Bitcoin’s hash rate has dropped by 25% since the weekend—a worrying sign for the security of the biggest digital coin’s network ahead of its highly anticipated “halving” event.
Data from MiningPoolStats shows that the total real-time hash rate from all known mining pools dropped from 570 exahashes per second (EH/s) on Sunday to as low as 425 EH/s on Tuesday. It currently stands at 550 EH/s. Exahashes per second refers to the speed with which computers mining Bitcoin are guessing a number—one exahash is equal to one quintillion hashes.
In order for Bitcoin miners to process transactions, it has to make a number of guesses at a complex mathematical problem. A higher hash rate means that the miners are making more guesses—and are therefore working harder to secure the network.
The reason for the fall in hash rate? Miners in Texas are curtailing power to strengthen the local grid amid a cold outbreak. The Texas Blockchain Council noted the issue on Monday and said that it was “ready to adjust operations to maintain grid stability.”
As Texas faces another spell of freezing weather, concerns about the reliability of our power grid resurface. However, it’s reassuring to know that the Texas Bitcoin Mining industry stands ready to adjust operations to maintain grid stability.

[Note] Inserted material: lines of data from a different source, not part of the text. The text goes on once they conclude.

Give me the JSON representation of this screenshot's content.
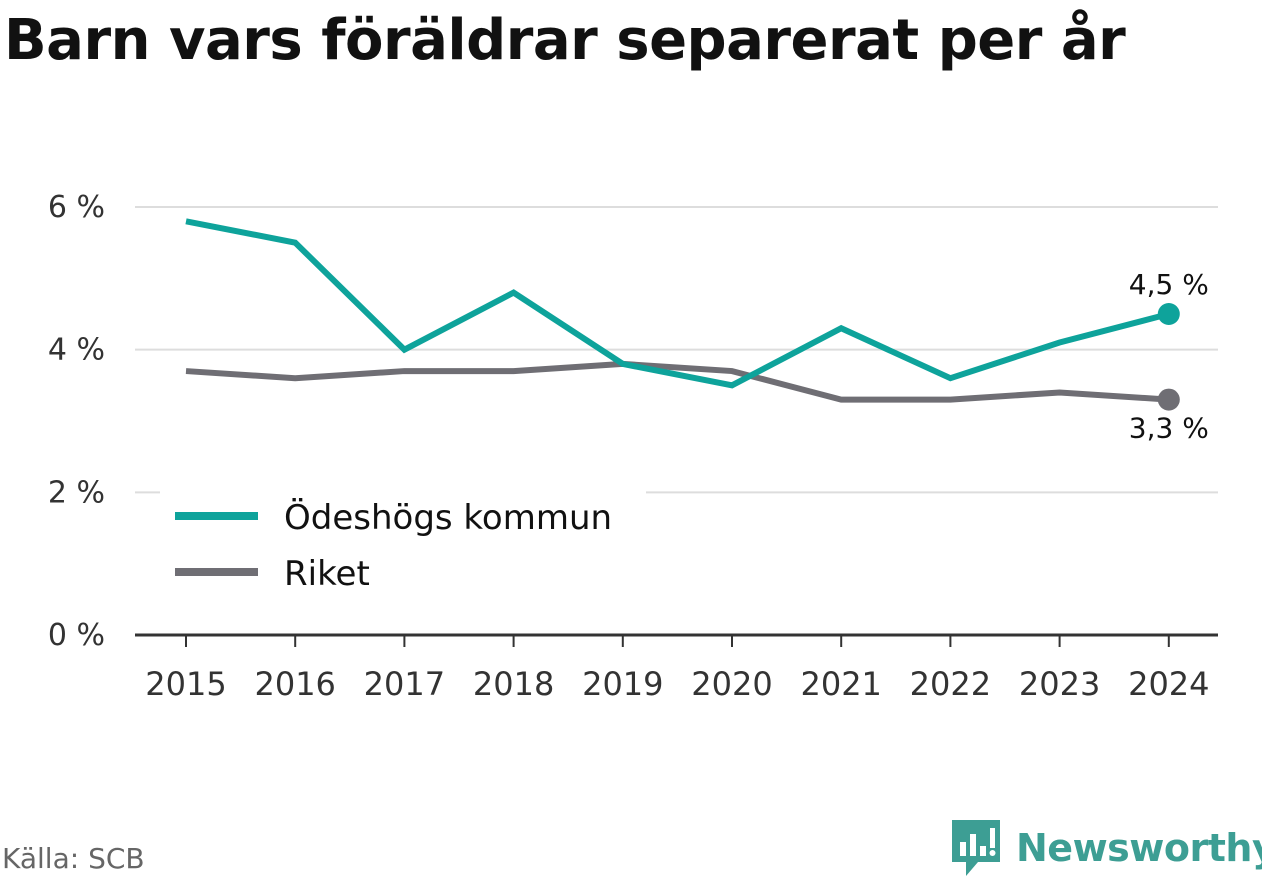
{
  "title": "Barn vars föräldrar separerat per år",
  "source": "Källa: SCB",
  "brand": {
    "name": "Newsworthy",
    "icon": "bar-chart-speech-bubble-icon",
    "color": "#3d9e94"
  },
  "chart_data": {
    "type": "line",
    "title": "Barn vars föräldrar separerat per år",
    "xlabel": "",
    "ylabel": "",
    "x": [
      "2015",
      "2016",
      "2017",
      "2018",
      "2019",
      "2020",
      "2021",
      "2022",
      "2023",
      "2024"
    ],
    "ylim": [
      0,
      6
    ],
    "yticks": [
      {
        "value": 0,
        "label": "0 %"
      },
      {
        "value": 2,
        "label": "2 %"
      },
      {
        "value": 4,
        "label": "4 %"
      },
      {
        "value": 6,
        "label": "6 %"
      }
    ],
    "grid": true,
    "legend_position": "bottom-left",
    "series": [
      {
        "name": "Ödeshögs kommun",
        "color": "#0ea39b",
        "values": [
          5.8,
          5.5,
          4.0,
          4.8,
          3.8,
          3.5,
          4.3,
          3.6,
          4.1,
          4.5
        ],
        "end_label": "4,5 %"
      },
      {
        "name": "Riket",
        "color": "#6f6e74",
        "values": [
          3.7,
          3.6,
          3.7,
          3.7,
          3.8,
          3.7,
          3.3,
          3.3,
          3.4,
          3.3
        ],
        "end_label": "3,3 %"
      }
    ]
  }
}
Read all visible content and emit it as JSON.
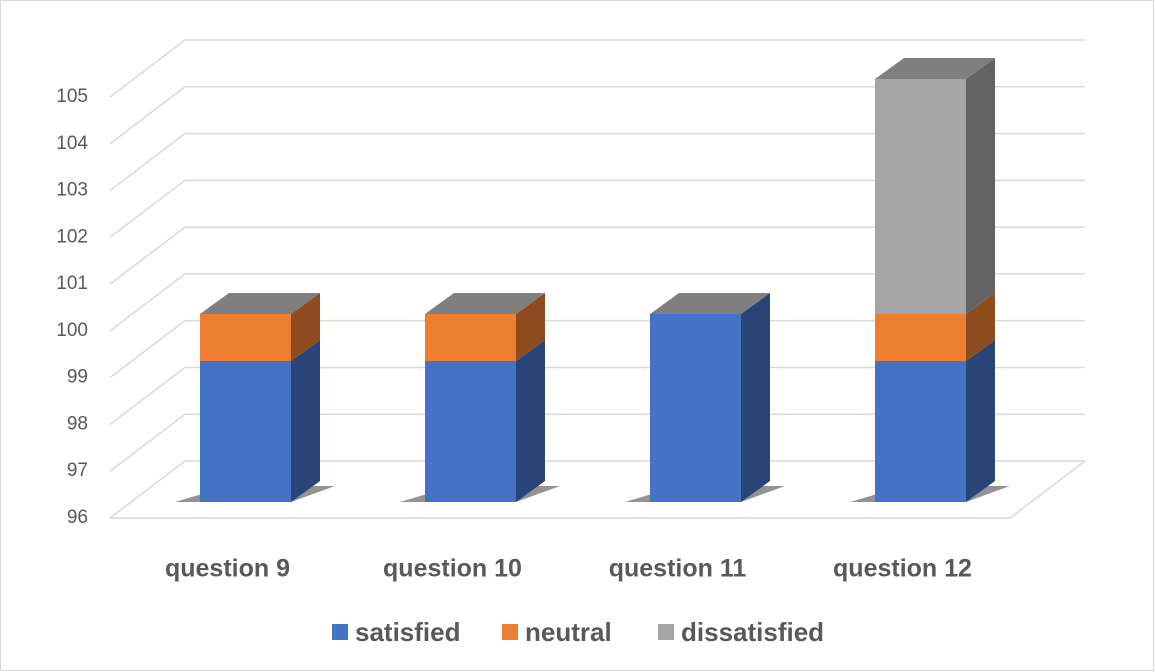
{
  "chart_data": {
    "type": "bar3d-stacked",
    "categories": [
      "question 9",
      "question 10",
      "question 11",
      "question 12"
    ],
    "series": [
      {
        "name": "satisfied",
        "color": "#4472c4",
        "values": [
          99,
          99,
          100,
          99
        ]
      },
      {
        "name": "neutral",
        "color": "#ed7d31",
        "values": [
          1,
          1,
          0,
          1
        ]
      },
      {
        "name": "dissatisfied",
        "color": "#a5a5a5",
        "values": [
          0,
          0,
          0,
          5
        ]
      }
    ],
    "ylim": [
      96,
      105
    ],
    "yticks": [
      96,
      97,
      98,
      99,
      100,
      101,
      102,
      103,
      104,
      105
    ],
    "grid": true
  }
}
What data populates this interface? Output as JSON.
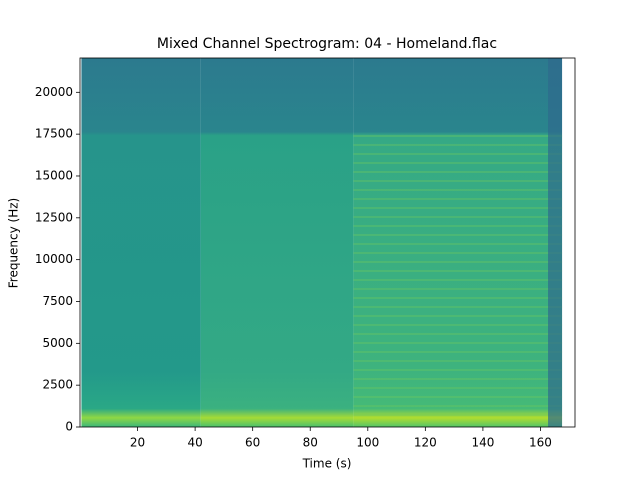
{
  "chart_data": {
    "type": "spectrogram",
    "title": "Mixed Channel Spectrogram: 04 - Homeland.flac",
    "x_label": "Time (s)",
    "y_label": "Frequency (Hz)",
    "time_edges": [
      0.5,
      42,
      95,
      167.5
    ],
    "xlim": [
      0,
      172
    ],
    "ylim": [
      0,
      22050
    ],
    "xticks": [
      20,
      40,
      60,
      80,
      100,
      120,
      140,
      160
    ],
    "yticks": [
      0,
      2500,
      5000,
      7500,
      10000,
      12500,
      15000,
      17500,
      20000
    ]
  }
}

Currently, our power generation…
— Texas Blockchain Council (@TXblockchain_) January 15, 2024
Texas is a major Bitcoin mining hub due to cheap electricity in the state. Bitcoin miners need as much energy as they can get to run the blockchain’s network.
Hash rate is an important security metric which refers to the amount of computing power miners use per second. The more computing power used, the more difficult it is for attackers to take control of more than half of Bitcoin’s network.
A tumbling hash rate is bad for the Bitcoin network overall—especially ahead of the halving event.
The upcoming Bitcoin halving will see the amount of Bitcoin awarded to miners slashed in half. It is expected to happen in April and will be the fourth such event since the cryptocurrency launched in 2008.
Instead of 6.25 Bitcoins, miners—who mint new digital coins and keep the network running—will be rewarded with 3.125 BTC for each block they process. Cutting rewards limits the amount of new Bitcoin being minted and entering the market—it’s meant to keep Bitcoin’s inflation rate in check, though the supply of the digital currency is fixed at 21 million.
Some market analysts expect it will push the price of Bitcoin up because the available supply of the asset will become scarcer than it already is. Historically, a halving has preceded a Bitcoin bull run, though analysts disagree on the effect that a halving has on the market since the event is known well in advance and baked into Bitcoin’s code.